New York, New York
Summary of Franz Kline
American Abstract Expressionist Franz Kline is best known for large black and white paintings bearing abstract motifs set down with strident confidence. He started out as a realist with a fluent style that he perfected during an academic training that encouraged him to admire Old Masters such as Rembrandt. But after settling in New York and meeting Willem de Kooning, he began to evolve his signature abstract approach. By the end of his life he had achieved immense international recognition, and his unusual approach to gestural abstraction was beginning to influence the ideas of many Minimalists.
- Franz Kline is most famous for his black and white abstractions, which have been likened variously to New York's cityscape, the landscape of his childhood home in rural Pennsylvania, and Japanese calligraphy.
- The poet and curator Frank O'Hara saw Kline as the quintessential 'action painter', and Kline's black and white paintings certainly helped establish gestural abstraction as an important tendency within Abstract Expressionism. Yet Kline saw his method less as a means to express himself than as a way to create a physical engagement with the viewer.
- The powerful forms of his motifs, and their impression of velocity, were intended to translate into an experience of structure and presence which the viewer could almost palpably feel.
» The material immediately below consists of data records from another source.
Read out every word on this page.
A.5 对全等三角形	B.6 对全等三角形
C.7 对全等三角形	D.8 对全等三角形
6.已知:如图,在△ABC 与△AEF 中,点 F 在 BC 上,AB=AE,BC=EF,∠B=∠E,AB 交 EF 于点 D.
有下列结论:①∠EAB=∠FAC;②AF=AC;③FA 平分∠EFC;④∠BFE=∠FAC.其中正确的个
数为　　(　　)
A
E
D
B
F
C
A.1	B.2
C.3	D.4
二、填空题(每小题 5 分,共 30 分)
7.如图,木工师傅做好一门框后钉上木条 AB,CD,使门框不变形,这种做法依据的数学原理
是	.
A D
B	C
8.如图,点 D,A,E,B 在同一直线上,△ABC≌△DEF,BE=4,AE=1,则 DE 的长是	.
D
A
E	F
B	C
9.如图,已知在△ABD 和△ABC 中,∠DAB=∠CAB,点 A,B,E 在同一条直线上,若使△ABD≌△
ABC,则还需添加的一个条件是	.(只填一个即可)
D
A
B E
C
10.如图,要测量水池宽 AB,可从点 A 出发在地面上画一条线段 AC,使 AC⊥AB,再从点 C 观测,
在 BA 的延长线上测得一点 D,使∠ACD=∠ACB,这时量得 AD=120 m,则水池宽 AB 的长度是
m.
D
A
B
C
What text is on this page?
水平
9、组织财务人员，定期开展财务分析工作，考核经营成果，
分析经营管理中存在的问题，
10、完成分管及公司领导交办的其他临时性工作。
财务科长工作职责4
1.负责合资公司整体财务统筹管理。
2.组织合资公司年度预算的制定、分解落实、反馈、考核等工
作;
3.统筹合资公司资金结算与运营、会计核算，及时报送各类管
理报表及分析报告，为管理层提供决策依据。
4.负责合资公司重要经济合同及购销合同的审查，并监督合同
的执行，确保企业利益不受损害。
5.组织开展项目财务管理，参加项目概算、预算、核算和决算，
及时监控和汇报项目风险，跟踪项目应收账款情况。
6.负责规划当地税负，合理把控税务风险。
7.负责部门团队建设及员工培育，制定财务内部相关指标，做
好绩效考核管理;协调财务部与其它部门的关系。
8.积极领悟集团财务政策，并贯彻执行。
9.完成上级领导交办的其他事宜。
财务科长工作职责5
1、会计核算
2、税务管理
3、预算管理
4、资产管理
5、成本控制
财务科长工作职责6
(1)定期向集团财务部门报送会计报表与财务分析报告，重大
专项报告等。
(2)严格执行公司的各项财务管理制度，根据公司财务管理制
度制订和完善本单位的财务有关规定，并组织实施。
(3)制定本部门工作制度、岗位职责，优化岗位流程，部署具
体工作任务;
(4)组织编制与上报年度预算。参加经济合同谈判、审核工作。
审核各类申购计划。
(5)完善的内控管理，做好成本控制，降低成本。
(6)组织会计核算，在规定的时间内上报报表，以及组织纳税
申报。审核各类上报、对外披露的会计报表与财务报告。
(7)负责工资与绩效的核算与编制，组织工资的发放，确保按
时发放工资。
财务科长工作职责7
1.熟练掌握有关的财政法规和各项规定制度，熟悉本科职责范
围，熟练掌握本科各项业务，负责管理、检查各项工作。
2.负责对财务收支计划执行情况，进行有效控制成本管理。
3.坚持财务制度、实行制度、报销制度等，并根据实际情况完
Along with De Kooning and Pollock, Kline was one of the examplary artists heralded in Harold Rosenberg's definition of Action Painting.
- Kline's reluctance to attribute hidden meanings to his pictures was important in recommending his work to a later generation of Minimalist sculptors such as Donald Judd and Richard Serra.
Biography of Franz Kline
Franz Kline was born and raised in Wilkes-Barre, Pennsylvania, a small coal-mining community that offered few opportunities for artistic development. His childhood was marred by a complicated relationship with his parents. His father, a saloon keeper, committed suicide in 1917, when Kline was only seven years old. His mother later remarried and sent her son to an institution for fatherless boys, which the artist referred to as "the orphanage."
Important Art by Franz Kline
Unlike his friends Pollock and de Kooning, Kline never experimented with figurative elements in his mature work. Painting No.7 is a fine example of his black and white pictures. The rigid geometry of broad black lines defines the composition, perhaps manifesting his reconsideration of the iconic paintings of squares by Kazimir Malevich.
Critics' comments on the pictures included in Kline's breakthrough show of 1950 set the pattern for later reviews with their variety of analogies. Chief was the name of a locomotive Kline remembered from his childhood, and it's possible to read the image as a sensory reminiscence of its power, sound and steaming engine. Some also believed that the artist's obsession with black was connected to his childhood spent in a coal-mining community dominated by heavy industry. Many have since noted, however, that the forms in these early abstractions seem to have evolved from Kline's drawings of his wife Elizabeth. He made numerous sketches of her sitting in a rocking chair in the years when she began to succumb to mental illness; the circular forms in Chief bear comparison with the blank circles representing her face in the drawings.
Four Square is another example of Kline's experimentation with angular compositions. Although apparently structured in its compositional rigidness, Four Square is a fine example of his gestural approach to painting. The viewer is led to ponder the canvas, seeing as either a close-up of a linguistic symbol or, perhaps, a set of open windows. In this work Kline is also attempting to construct a three-dimensional abstract composition, whereas most of the Abstract Expressionists preferred the two- dimensional treatment of the pictorial surface. Kline achieves the visual effect of depth through energetic juxtapositions of vertical and horizontal lines and their diagonal overlapping.